Fumaça antifacista, 2020.

Ainda em pleno vigor em diversos países — como Brasil, Índia e Estados Unidos —, e dando sinais alarmantes de recrudescimento em outros — Espanha, França, Austrália —, a pandemia do Covid-19 não mais se vê acompanhada das regras estritas de quarentena que, de algumas regiões da China às principais cidades europeias, prevaleceram durante o primeiro semestre.

As ruas, antes desertas, retomam aos poucos suas atividades. Mas não como se nada tivesse acontecido. De forma esparsa, desconexa e imprevisível, protestos e manifestações populares reaparecem num mundo talvez cansado de esperar — de esperar pela vacina, de esperar pelo emprego, de esperar pelo apodrecimento final de governos e sistemas fundados na irracionalidade e na injustiça.

Em Hong-Kong, nos Estados Unidos, em Belarus, uma onda de mobilizações passa a desafiar, não mais as precauções que a pandemia vinha impondo, mas as certezas de que o “normal” é uma situação em que uma burocracia autoritária sufoca a liberdade de expressão, em que negros são assassinados por um polícia branca, em que resultados eleitorais se manipulam impunemente, em que a violência dos mercados destrói o futuro e a dignidade de milhões.

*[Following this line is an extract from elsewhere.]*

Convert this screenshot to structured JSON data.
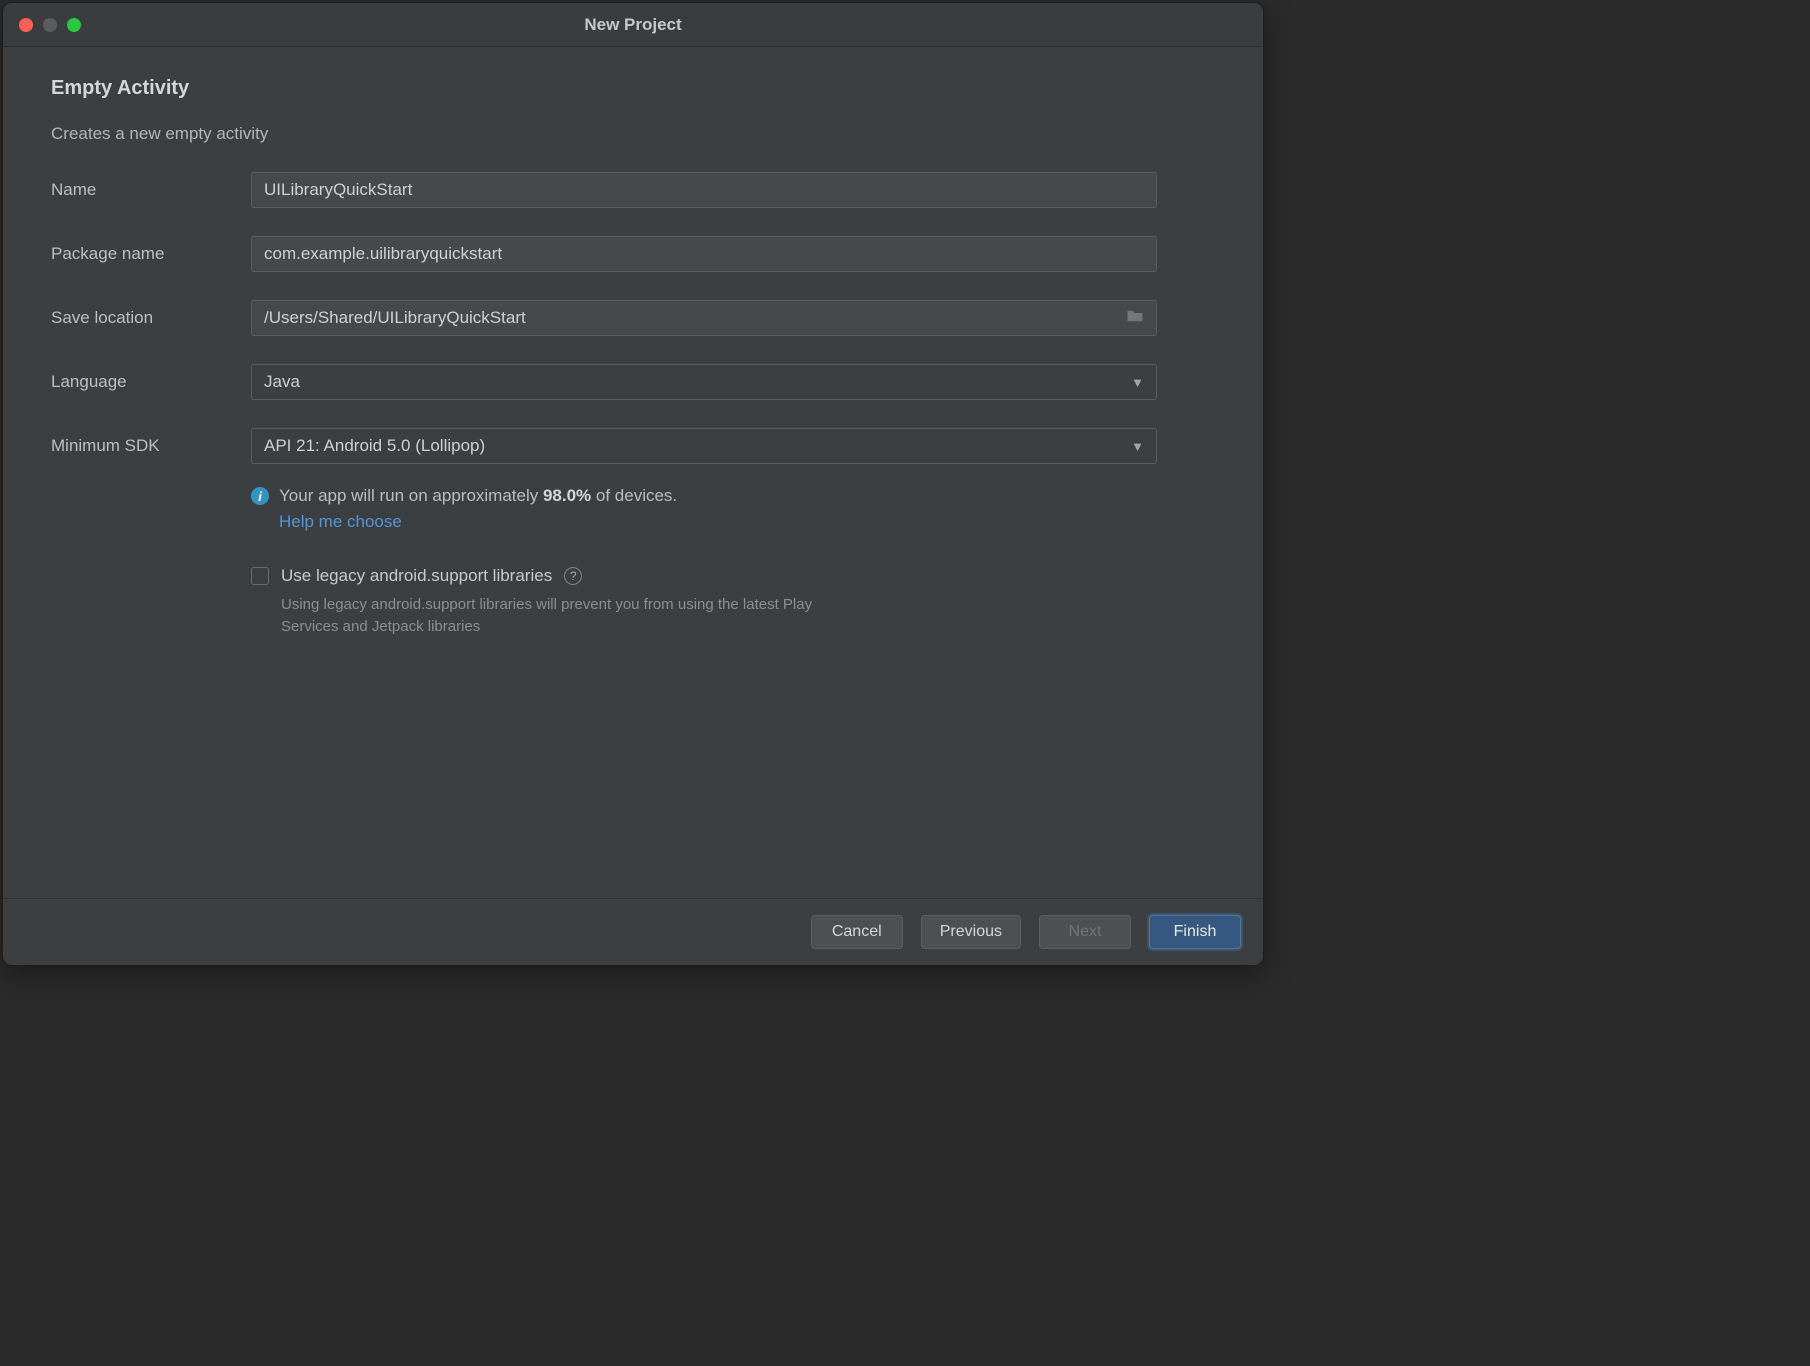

Os últimos anos foram marcados pela ascensão de uma direita troglodita em diversas partes do mundo, enquanto se mantinham inabalados os dogmas neoliberais que, hipnotizando de conservadores convictos a social-democratas défroqués, impuseram políticas de austeridade e desmantelamento do Estado desde os anos 1980.

Estaríamos presenciando, depois do Covid-19, o momento de uma “virada”? Num plano pragmático, mesmo governos de direita parecem se assustar com a queda vertiginosa dos índices de atividade econômica; os gastos governamentais aumentam em ritmo desesperado na Inglaterra de Boris Johnson; no Brasil de Paulo Guedes, um forte auxílio governamental à renda familiar provisoriamente arquiva as prioridades de controle do orçamento. Falar em aumento de impostos deixou de ser tabu em alguns setores de opinião. As imposições de uma nova realidade encontram, por outro lado, os hábitos de sempre: em meio ao debate sobre quebra do teto do gasto, o governo Bolsonaro e o Congresso repetem a tecla das desonerações fiscais, começando pelas igrejas evangélicas, seguindo pela construção civil e espalhando-se pelos outros 56 setores que a era Dilma agraciou com bilhões de reais não arrecadados.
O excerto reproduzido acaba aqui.